Zehn Jahre. So lange hat es gedauert, bis BioWare mit „Dragon Age: The Veilguard“ das nächste große Kapitel seiner traditionsreichen Fantasy-Rollenspielreihe veröffentlichte. Der Titel erschien zu Halloween 2024, mitten in der wichtigen Feiertagssaison – und schien zunächst ein solider Erfolg zu sein: ordentliche Reviews, Top-Platzierungen bei Steam, positive Resonanz von Core-Fans.
Doch dieser Eindruck hielt nicht lange. Spieler äußerten Kritik an Ton, Struktur und Entscheidungsfreiheit. Die Verkaufszahlen stagnierten. Und als EA im Januar 2025 bekanntgab, dass das Spiel die hauseigenen Erwartungen um 50 % verfehlt hatte, war klar: Die magische Rückkehr blieb aus. Nur 1,5 Millionen Spieler griffen zu – bei einem Franchise wie Dragon Age ein Warnsignal.
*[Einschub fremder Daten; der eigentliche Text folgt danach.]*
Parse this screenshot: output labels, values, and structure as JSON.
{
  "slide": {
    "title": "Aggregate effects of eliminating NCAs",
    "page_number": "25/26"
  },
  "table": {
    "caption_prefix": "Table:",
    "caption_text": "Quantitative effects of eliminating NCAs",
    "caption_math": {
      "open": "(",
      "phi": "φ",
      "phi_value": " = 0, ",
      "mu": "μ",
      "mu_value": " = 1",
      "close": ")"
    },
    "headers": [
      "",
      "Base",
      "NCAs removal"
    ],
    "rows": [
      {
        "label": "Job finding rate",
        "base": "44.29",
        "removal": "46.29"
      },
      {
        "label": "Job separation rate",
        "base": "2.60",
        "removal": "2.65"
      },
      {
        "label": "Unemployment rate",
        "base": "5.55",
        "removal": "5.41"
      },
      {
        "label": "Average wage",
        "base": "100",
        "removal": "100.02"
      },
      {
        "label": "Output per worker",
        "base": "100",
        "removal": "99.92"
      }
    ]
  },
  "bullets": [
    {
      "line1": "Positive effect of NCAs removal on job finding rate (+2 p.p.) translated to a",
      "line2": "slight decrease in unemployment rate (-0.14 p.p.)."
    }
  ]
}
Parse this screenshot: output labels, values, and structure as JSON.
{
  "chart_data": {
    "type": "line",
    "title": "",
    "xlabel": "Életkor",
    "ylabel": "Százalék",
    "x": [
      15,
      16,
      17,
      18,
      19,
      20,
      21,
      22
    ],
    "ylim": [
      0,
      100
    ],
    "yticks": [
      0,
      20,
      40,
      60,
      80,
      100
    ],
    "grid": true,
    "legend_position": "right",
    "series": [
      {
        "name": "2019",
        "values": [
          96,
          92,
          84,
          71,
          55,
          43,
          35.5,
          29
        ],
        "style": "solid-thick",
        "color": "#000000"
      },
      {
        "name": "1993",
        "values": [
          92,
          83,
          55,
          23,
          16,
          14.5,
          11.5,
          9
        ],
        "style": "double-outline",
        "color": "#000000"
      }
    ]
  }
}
In einem ausführlichen Inside-Report von Jason Schreier für Bloomberg schildern fast zwei Dutzend Beteiligte, wie interne Umstrukturierungen, kreative Richtungswechsel und eine zerrissene Entwicklungsführung das Spiel letztlich ausbremsten. Ihr Fazit: Der Flop war nicht überraschend, sondern absehbar.
Management by Reboot
Was folgte, war ein fast klassischer EA-Zug: BioWare wurde umstrukturiert, etliche Entwickler entlassen oder anderen Teams zugeteilt. Das Studio, einst gefeiert für „Mass Effect“ und „Dragon Age: Inquisition“, wurde intern degradiert. Das ehemalige BioWare-Hauptquartier in Edmonton ist inzwischen nur noch ein EA-Hub.
Wie konnte das passieren?
Die Antwort liegt in einem Jahrzehnt chaotischer Entwicklung, zahlreichen Führungswechseln und einem grundlegenden Missverständnis zwischen Publisher und Entwickler. „Dragon Age: The Veilguard“ wurde mehrfach in Konzept und Ausrichtung neu gedacht – mal als storylastiges Singleplayer-Spiel, dann als Live-Service-Experiment, dann wieder zurück. Jede Richtungsänderung kostete Zeit, Geld und kreative Kohärenz.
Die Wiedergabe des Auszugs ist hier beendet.